Each of the certificates recited that it was an assignment of part of a mortgage "covering 388 parcels at Jackson Heights, Queens County." The trial court ruled that this recital was in itself evidence sufficient to warrant a finding of notice to the plaintiff of the true state of the mortgaged premises. Accordingly, it was left to the jury to say whether "the description of the land as being in `parcels' put a reasonable person on inquiry or knowledge that they were not improved by buildings or income-producing property." This was error. It is no excuse for a culpable misrepresentation that means of probing it were at hand. (Dobell v. Stevens, 3 B. C. 623; Mead v.Bunn,
Though there was no claim that the value of the mortgaged premises had been misrepresented, the defendant was allowed to show the value thereof. Proof was then taken of restrictions that were imposed upon Bond and Mortgage Guarantee Company in rehabilitation proceedings instituted two years after plaintiff's purchase of the certificates. We are not willing to say that these irrelevant matters did not tend unduly to confuse the case and unfairly to surprise and prejudice the plaintiff.

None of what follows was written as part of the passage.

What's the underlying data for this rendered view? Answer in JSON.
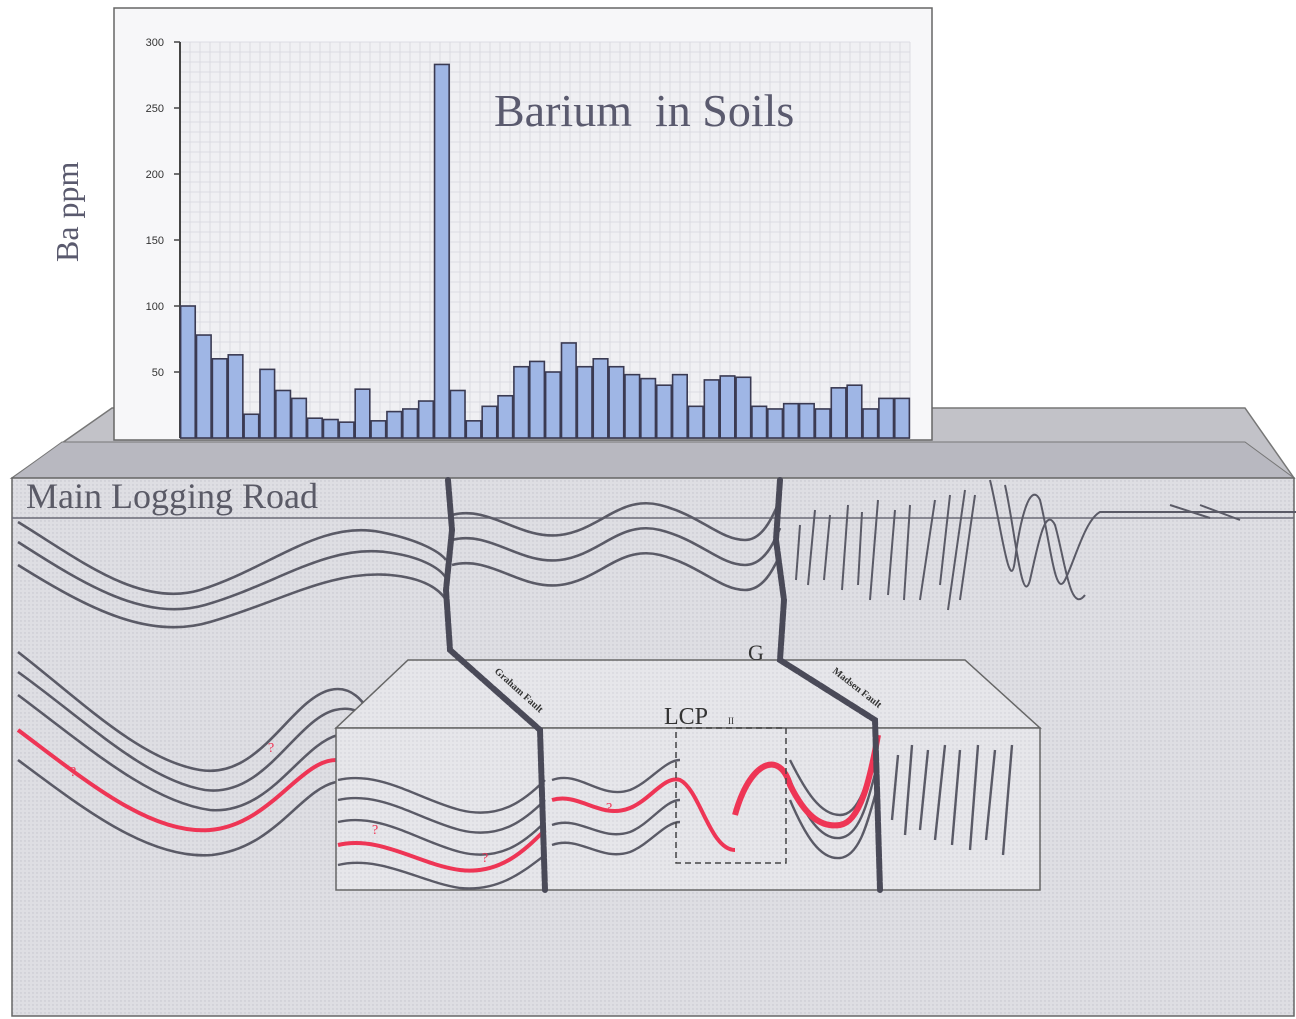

At the defendant's request, the jury were told "that the verdict for the defendant in this case would not deprive the plaintiff of her right of action for damages," and that "she is not deprived of the remedy of damages if she fails in this action for rescission." We think this instruction should not have been given.
The judgments should be reversed and a new trial granted, with costs to abide the event.
CRANE, Ch. J., LEHMAN, O'BRIEN, HUBBS, FINCH and RIPPEY, JJ., concur.